De igual modo sucede si nos olvidáramos que fuimos creados a imagen y semejanza de Dios. Ese espejo, en el que nos reconocemos quiénes somos y a quién debemos parecernos cada vez más, no puede ser cambiado por otro. Cualquier otro espejo sería un engaño, porque es como si le dijéramos a una criatura que sus padres ya no son los que le dieron la vida, sino que a partir de ahora puede reemplazarlos por otros. Si eso aconteciera, esa persona no tiene otra alternativa que ser mendigo de su propia identidad ante quienes se encargarán de dictarle quién es y lo que debe hacer. A esto se le llama sometimiento cuando sucede en el orden de los vínculos interpersonales; y colonialismo, cuando un pueblo domina a otro obligándolo a someterse a sus dictados. La soberanía de un pueblo se va construyendo a partir de los valores que fueron diseñando su identidad, que le permitieron atravesar diversas dificultades y lo fortalecieron para poder subsistir en el tiempo. Un pueblo soberano es siempre también un pueblo agradecido, porque reconoce los beneficios que ha recibido a lo largo de su existencia. Su mayor bien es precisamente el hecho de que exista. Y como nadie puede darse la vida a sí mismo, es crucial para su continuidad la gratitud, a la que necesariamente va unido el compromiso de cuidarse y fortalecerse.

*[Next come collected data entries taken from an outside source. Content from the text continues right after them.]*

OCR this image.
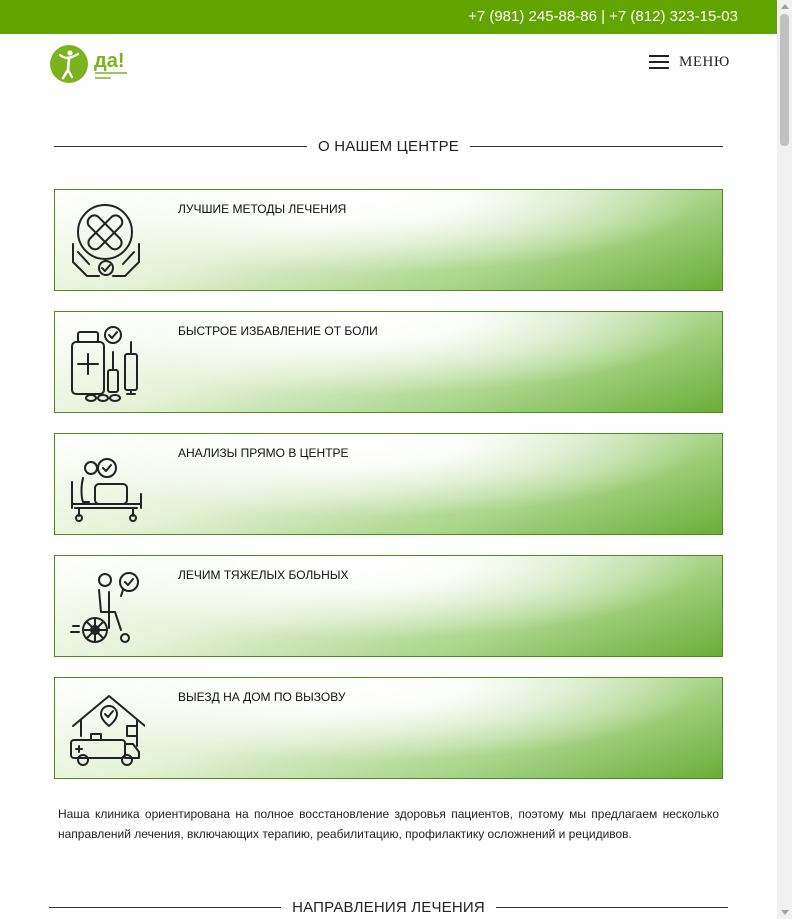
+7 (981) 245-88-86 | +7 (812) 323-15-03
да!	МЕНЮ
О НАШЕМ ЦЕНТРЕ
ЛУЧШИЕ МЕТОДЫ ЛЕЧЕНИЯ
БЫСТРОЕ ИЗБАВЛЕНИЕ ОТ БОЛИ
АНАЛИЗЫ ПРЯМО В ЦЕНТРЕ
ЛЕЧИМ ТЯЖЕЛЫХ БОЛЬНЫХ
ВЫЕЗД НА ДОМ ПО ВЫЗОВУ
Наша клиника ориентирована на полное восстановление здоровья пациентов, поэтому мы предлагаем несколько направлений лечения, включающих терапию, реабилитацию, профилактику осложнений и рецидивов.
НАПРАВЛЕНИЯ ЛЕЧЕНИЯ
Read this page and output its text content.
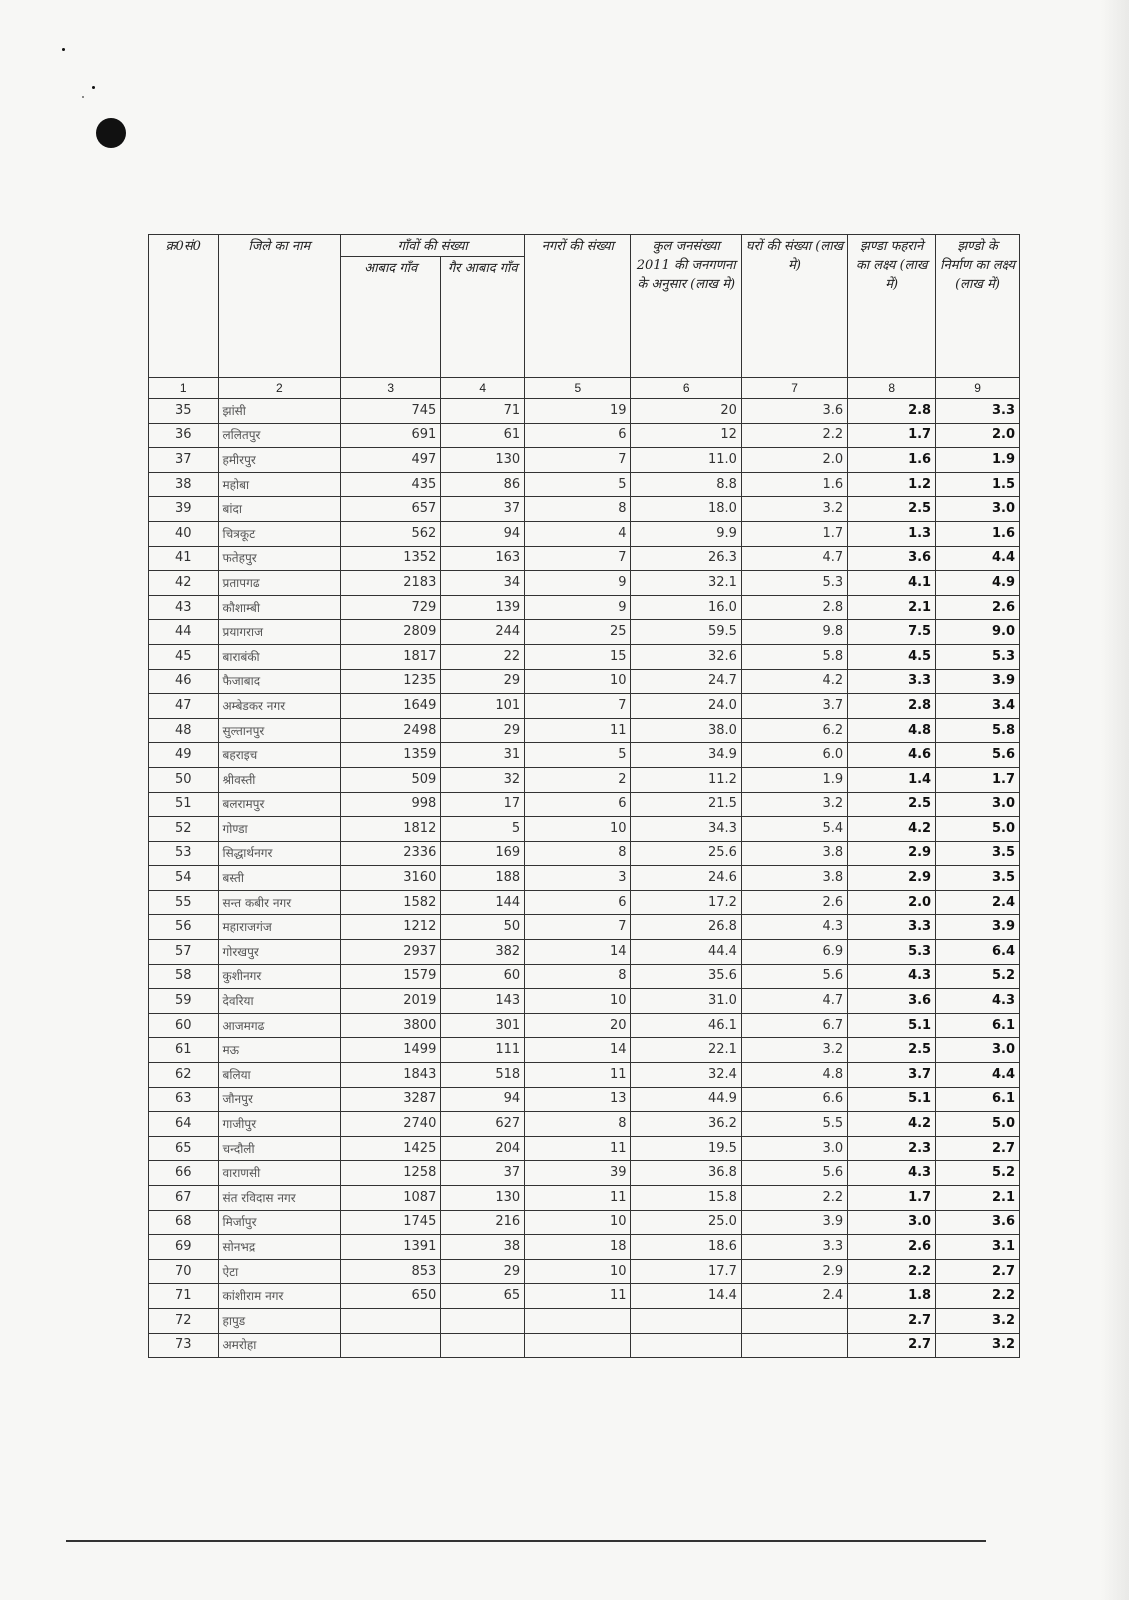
क्र0सं0	जिले का नाम	गाँवों की संख्या		नगरों की संख्या	कुल जनसंख्या 2011 की जनगणना के अनुसार (लाख मे)	घरों की संख्या (लाख मे)	झण्डा फहराने का लक्ष्य (लाख में)	झण्डो के निर्माण का लक्ष्य (लाख में)
		आबाद गाँव	गैर आबाद गाँव					
1	2	3	4	5	6	7	8	9
35	झांसी	745	71	19	20	3.6	2.8	3.3
36	ललितपुर	691	61	6	12	2.2	1.7	2.0
37	हमीरपुर	497	130	7	11.0	2.0	1.6	1.9
38	महोबा	435	86	5	8.8	1.6	1.2	1.5
39	बांदा	657	37	8	18.0	3.2	2.5	3.0
40	चित्रकूट	562	94	4	9.9	1.7	1.3	1.6
41	फतेहपुर	1352	163	7	26.3	4.7	3.6	4.4
42	प्रतापगढ	2183	34	9	32.1	5.3	4.1	4.9
43	कौशाम्बी	729	139	9	16.0	2.8	2.1	2.6
44	प्रयागराज	2809	244	25	59.5	9.8	7.5	9.0
45	बाराबंकी	1817	22	15	32.6	5.8	4.5	5.3
46	फैजाबाद	1235	29	10	24.7	4.2	3.3	3.9
47	अम्बेडकर नगर	1649	101	7	24.0	3.7	2.8	3.4
48	सुल्तानपुर	2498	29	11	38.0	6.2	4.8	5.8
49	बहराइच	1359	31	5	34.9	6.0	4.6	5.6
50	श्रीवस्ती	509	32	2	11.2	1.9	1.4	1.7
51	बलरामपुर	998	17	6	21.5	3.2	2.5	3.0
52	गोण्डा	1812	5	10	34.3	5.4	4.2	5.0
53	सिद्धार्थनगर	2336	169	8	25.6	3.8	2.9	3.5
54	बस्ती	3160	188	3	24.6	3.8	2.9	3.5
55	सन्त कबीर नगर	1582	144	6	17.2	2.6	2.0	2.4
56	महाराजगंज	1212	50	7	26.8	4.3	3.3	3.9
57	गोरखपुर	2937	382	14	44.4	6.9	5.3	6.4
58	कुशीनगर	1579	60	8	35.6	5.6	4.3	5.2
59	देवरिया	2019	143	10	31.0	4.7	3.6	4.3
60	आजमगढ	3800	301	20	46.1	6.7	5.1	6.1
61	मऊ	1499	111	14	22.1	3.2	2.5	3.0
62	बलिया	1843	518	11	32.4	4.8	3.7	4.4
63	जौनपुर	3287	94	13	44.9	6.6	5.1	6.1
64	गाजीपुर	2740	627	8	36.2	5.5	4.2	5.0
65	चन्दौली	1425	204	11	19.5	3.0	2.3	2.7
66	वाराणसी	1258	37	39	36.8	5.6	4.3	5.2
67	संत रविदास नगर	1087	130	11	15.8	2.2	1.7	2.1
68	मिर्जापुर	1745	216	10	25.0	3.9	3.0	3.6
69	सोनभद्र	1391	38	18	18.6	3.3	2.6	3.1
70	ऐटा	853	29	10	17.7	2.9	2.2	2.7
71	कांशीराम नगर	650	65	11	14.4	2.4	1.8	2.2
72	हापुड						2.7	3.2
73	अमरोहा						2.7	3.2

¿A quién agradecer sino a Aquel que hizo posible su existencia? Y Aquel que nos creó a su imagen y semejanza no puede ser una energía cósmica, ni solo una especie de primer principio lejano e inalcanzable, o una mera construcción cultural necesaria para satisfacer los anhelos de inmortalidad que laten en la condición humana. Si eso fuera verdad, si Dios no existe y todo el anhelo de trascendencia que late en el corazón humano no es sino una proyección subjetiva de su deseo de omnipotencia, si eso es así, entonces todo está permitido, como afirma sabiamente uno de los hermanos de la famosa novela de Dostoievski. De ser así, el que decide cuál es el valor de la existencia humana es el hombre sin referencia a nadie más; y entre los hombres, la decisión estará en manos del más poderoso, o del grupo de los que logran dominar al resto, y serán ellos los que determinarán quién tiene derecho a la vida y quién no.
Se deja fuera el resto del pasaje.